Благодаря большим данным мы можем получить доступ к огромному количеству не только людей в любом конкретном эксперименте, но и исследований, проведенных в разных местах и в различных условиях. Часто нам нужно объединить результаты этих исследований и перенести их на новые группы населения, которые могут отличаться даже в том, что будет для нас неожиданным.
Процесс перевода результатов исследования из одних условий в другие играет в науке фундаментальную роль. Фактически научный прогресс остановился бы, если бы у нас не было способности обобщать результаты лабораторных экспериментов и переносить их в реальный мир, например из пробирок на животных и на людей. Но до недавнего времени каждой науке приходилось разрабатывать собственные критерии для отделения валидных обобщений от невалидных, а систематических методов для решения проблемы транспортабельности в целом не существовало.

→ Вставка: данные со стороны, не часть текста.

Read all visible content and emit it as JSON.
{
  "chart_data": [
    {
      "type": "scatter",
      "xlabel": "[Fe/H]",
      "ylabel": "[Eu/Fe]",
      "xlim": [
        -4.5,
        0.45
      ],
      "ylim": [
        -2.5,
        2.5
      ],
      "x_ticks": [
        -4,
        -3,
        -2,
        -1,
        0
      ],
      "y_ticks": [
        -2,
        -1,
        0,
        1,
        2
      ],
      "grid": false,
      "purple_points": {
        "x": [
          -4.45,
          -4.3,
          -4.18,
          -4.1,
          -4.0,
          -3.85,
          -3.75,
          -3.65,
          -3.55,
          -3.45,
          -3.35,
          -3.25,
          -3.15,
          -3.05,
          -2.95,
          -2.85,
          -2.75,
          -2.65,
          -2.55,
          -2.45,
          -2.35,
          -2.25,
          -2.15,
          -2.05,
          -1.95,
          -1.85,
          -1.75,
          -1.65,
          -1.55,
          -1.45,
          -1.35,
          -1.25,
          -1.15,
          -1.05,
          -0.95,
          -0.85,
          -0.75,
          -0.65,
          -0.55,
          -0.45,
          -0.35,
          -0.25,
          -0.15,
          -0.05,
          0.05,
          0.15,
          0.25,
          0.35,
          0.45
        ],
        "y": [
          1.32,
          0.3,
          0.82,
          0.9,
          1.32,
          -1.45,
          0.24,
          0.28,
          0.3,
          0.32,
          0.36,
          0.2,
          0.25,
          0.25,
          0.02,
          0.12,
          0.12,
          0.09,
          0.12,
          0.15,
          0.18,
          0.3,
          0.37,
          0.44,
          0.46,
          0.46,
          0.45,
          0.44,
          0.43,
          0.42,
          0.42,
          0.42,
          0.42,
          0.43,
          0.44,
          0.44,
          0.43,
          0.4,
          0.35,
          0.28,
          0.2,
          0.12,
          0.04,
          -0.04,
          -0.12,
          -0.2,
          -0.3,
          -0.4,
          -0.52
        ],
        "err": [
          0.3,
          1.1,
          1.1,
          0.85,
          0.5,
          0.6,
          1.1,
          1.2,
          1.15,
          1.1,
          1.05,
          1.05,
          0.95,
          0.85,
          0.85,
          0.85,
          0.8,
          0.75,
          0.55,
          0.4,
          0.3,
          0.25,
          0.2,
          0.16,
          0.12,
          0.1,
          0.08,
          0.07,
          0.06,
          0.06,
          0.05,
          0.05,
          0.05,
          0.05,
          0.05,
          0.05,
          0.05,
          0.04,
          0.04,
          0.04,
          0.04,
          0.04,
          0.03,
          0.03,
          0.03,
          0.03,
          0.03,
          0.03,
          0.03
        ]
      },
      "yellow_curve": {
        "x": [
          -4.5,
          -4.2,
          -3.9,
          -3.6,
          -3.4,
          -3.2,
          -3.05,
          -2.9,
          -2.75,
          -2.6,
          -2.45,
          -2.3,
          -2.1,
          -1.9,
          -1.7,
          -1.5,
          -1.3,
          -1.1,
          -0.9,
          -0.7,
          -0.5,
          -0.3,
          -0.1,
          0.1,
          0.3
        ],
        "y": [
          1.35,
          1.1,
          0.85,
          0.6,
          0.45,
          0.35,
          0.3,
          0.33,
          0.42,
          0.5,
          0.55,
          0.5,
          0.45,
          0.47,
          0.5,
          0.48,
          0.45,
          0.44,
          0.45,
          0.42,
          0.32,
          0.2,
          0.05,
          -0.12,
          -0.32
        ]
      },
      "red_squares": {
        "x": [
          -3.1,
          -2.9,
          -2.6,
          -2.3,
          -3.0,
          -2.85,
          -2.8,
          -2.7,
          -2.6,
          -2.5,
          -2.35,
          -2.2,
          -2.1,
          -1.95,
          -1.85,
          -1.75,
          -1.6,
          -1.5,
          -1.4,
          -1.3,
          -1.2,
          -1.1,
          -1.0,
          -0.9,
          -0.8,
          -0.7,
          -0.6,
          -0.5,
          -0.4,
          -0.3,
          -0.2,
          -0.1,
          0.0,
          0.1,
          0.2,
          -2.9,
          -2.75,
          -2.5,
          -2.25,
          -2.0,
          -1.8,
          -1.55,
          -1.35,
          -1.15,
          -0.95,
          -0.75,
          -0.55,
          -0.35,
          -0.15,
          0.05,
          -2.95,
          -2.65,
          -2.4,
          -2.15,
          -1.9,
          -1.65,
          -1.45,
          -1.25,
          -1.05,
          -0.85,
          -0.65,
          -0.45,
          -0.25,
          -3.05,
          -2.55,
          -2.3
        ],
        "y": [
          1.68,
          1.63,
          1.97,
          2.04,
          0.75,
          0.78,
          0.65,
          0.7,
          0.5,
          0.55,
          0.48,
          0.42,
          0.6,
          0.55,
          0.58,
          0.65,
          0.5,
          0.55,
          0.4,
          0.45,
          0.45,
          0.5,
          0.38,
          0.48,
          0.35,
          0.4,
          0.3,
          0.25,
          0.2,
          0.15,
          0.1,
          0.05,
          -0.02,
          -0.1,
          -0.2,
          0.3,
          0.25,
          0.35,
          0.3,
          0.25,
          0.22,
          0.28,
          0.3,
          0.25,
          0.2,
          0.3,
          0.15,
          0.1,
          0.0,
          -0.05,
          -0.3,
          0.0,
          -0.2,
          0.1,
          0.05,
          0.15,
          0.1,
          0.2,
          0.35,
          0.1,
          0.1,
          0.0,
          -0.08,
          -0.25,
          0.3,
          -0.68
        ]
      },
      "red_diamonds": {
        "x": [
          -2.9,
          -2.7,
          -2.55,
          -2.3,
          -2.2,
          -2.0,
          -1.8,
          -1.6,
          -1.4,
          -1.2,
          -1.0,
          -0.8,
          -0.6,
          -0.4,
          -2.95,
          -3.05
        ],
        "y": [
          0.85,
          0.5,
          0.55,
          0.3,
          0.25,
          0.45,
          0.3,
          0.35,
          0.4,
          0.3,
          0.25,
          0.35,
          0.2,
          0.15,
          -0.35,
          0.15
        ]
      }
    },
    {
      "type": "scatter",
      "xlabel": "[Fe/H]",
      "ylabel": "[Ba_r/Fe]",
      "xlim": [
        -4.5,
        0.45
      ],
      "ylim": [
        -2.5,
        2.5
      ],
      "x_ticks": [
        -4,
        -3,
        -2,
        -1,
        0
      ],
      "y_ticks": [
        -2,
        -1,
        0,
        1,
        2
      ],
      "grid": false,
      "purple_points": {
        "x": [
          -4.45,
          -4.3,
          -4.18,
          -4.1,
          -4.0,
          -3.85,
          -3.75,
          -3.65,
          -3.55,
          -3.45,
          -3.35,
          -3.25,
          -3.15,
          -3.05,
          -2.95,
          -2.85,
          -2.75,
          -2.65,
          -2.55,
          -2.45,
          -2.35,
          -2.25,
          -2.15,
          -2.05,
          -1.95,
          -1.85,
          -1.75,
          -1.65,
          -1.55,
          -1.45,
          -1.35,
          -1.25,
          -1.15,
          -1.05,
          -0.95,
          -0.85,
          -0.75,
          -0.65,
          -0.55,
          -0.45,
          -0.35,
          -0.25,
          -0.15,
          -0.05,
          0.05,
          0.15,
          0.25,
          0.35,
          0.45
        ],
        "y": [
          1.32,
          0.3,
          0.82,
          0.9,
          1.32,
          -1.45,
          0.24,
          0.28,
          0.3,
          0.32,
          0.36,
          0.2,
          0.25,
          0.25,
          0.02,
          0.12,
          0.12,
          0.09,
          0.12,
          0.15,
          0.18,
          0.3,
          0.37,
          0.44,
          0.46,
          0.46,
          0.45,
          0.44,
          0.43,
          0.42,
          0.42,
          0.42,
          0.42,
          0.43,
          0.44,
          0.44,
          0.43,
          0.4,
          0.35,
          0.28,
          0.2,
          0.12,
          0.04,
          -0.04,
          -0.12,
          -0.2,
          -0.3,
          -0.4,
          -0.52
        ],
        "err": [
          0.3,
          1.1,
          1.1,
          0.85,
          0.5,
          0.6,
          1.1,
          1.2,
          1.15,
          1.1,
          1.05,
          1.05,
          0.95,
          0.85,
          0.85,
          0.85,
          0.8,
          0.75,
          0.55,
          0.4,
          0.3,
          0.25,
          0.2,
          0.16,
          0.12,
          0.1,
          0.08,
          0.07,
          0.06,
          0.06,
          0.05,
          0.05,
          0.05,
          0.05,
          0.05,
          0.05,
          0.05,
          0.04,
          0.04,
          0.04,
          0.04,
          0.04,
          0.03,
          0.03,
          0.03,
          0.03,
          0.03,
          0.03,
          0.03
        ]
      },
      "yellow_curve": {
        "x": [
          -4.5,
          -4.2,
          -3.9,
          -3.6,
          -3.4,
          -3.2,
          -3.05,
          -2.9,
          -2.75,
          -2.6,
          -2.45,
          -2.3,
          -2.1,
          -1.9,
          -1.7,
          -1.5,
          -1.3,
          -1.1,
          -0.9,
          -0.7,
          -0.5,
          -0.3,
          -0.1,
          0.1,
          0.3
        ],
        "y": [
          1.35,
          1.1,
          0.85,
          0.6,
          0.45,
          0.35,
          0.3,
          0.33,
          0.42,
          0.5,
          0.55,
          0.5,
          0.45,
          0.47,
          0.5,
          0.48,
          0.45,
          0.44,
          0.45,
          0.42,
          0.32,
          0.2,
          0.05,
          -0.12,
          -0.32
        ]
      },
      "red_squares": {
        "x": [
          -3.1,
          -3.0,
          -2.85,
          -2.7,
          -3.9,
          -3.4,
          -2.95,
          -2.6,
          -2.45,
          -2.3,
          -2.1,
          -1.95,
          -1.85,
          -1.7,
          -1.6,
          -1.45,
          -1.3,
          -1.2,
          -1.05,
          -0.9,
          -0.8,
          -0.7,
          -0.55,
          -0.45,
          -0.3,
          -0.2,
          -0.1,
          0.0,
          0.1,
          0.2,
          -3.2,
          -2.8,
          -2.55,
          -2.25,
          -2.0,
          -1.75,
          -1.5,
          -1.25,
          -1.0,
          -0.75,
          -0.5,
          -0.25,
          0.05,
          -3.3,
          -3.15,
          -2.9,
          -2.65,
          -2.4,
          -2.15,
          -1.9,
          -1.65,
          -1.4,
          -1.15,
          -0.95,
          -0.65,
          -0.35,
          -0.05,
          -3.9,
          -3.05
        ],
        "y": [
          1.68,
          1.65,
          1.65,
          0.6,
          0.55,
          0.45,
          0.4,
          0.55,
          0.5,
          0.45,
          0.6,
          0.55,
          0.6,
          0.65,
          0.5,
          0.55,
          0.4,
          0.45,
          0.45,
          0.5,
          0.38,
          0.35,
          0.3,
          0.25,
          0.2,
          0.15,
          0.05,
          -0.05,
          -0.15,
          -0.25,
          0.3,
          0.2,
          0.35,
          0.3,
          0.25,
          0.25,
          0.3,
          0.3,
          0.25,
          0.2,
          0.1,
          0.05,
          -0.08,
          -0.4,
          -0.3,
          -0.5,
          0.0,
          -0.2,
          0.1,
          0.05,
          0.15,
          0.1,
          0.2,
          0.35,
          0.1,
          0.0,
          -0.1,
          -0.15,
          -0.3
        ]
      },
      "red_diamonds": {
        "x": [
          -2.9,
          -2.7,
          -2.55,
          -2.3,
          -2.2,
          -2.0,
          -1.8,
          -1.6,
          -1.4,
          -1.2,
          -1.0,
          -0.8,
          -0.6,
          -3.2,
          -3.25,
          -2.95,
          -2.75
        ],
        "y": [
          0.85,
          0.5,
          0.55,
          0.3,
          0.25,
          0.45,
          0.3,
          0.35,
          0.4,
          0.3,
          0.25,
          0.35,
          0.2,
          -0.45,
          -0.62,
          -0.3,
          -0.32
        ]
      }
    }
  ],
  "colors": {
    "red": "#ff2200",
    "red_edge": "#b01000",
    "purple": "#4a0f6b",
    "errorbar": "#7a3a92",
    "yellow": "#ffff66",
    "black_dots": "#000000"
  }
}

За последние пять лет мне и моему бывшему студенту (теперь коллеге) Элиасу Барейнбойму удалось найти исчерпывающий критерий, чтобы принять решение о том, переносимы ли результаты. Как обычно, необходимое условие для его использования — представить процесс генерации данных в виде диаграммы причинности, на которой отмечены места потенциальных несоответствий. Переносить результат не обязательно означает принимать его в исходной форме и применять в новой среде. Исследователю, возможно, придется откалибровать его, чтобы учесть различия между двумя средами.